The context-based model emphasizes the role played by the context in which a concept appears in making it counterintuitive. This is in contrast to the traditional (also called content-based) accounts of the MCI-effect which underscore the role played by context.  Barrett & Nyhoff (2001) claim that this is necessary in order to explain cross-cultural success of religious concepts.
Although research on schemas and scripts suggests the possibility that incongruent concepts may be better remembered thus contributing to their transmission, these conceptual structures are culturally variable to a large extent and will not provide an explanation for cross-culturally prevalent classes of concepts.
The context-based model was first proposed by cognitive scientist Afzal Upal in 2005  and has been subsequently elaborated in a number of publications.  According to the context-based model, counterintuitiveness of a concept depends on the mental knowledge activated in the mind of a reader at the time at which the reader processes the concept in question.  Since this mental knowledge clearly varies from person to person, a concept that is counterintuitive to one person may not be so for another person.  Furthermore, a concept may be counterintuitive to a person at one time but not at another time. 

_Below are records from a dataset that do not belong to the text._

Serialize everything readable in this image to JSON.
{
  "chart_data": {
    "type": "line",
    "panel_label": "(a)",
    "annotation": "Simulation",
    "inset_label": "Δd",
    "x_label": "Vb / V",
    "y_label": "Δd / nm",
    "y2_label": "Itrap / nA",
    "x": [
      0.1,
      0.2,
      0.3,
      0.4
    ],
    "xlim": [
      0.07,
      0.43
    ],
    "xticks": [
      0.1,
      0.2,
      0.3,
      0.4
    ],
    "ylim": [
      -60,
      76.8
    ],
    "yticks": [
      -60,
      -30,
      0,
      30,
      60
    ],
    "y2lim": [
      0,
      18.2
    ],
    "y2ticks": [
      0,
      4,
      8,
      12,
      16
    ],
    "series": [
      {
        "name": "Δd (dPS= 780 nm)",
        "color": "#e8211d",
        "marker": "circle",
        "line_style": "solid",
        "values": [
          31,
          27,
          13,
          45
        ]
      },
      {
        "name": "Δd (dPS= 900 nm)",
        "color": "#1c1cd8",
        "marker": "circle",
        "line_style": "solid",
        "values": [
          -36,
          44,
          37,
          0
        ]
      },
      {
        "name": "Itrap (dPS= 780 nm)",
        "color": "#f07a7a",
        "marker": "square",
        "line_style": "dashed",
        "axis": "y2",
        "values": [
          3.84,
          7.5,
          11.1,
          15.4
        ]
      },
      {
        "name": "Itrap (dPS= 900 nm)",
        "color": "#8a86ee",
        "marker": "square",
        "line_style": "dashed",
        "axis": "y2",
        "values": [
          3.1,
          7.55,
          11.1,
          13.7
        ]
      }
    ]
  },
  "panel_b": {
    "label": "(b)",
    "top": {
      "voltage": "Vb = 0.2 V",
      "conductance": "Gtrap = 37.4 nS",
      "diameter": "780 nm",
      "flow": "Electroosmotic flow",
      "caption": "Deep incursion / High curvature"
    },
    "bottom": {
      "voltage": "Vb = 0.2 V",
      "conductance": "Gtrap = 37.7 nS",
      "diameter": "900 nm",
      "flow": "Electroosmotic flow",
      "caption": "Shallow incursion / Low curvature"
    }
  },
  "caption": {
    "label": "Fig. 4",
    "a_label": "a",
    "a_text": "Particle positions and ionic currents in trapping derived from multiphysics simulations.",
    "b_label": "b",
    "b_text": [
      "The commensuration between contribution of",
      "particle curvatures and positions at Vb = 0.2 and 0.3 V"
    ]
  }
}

In fact the context-based model predicts that since people learn, their conceptual representations change over time.  When people encounter a minimally counterintuitive concept for the first time, they are forced to make sense out of it (Upal (2005) labelled it as the postdiction process).  The postdiction process results in the formation of new knowledge structures and in strengthening of existing knowledge structures.  Because of these new knowledge structures, when the same concept is encountered again, it does not seem as counterintuitive as it did in the past.  The context-based model predicts that over time the counterintuitive concepts come to lose their very counterintuitiveness (and the memory advantages it confers upon the concept).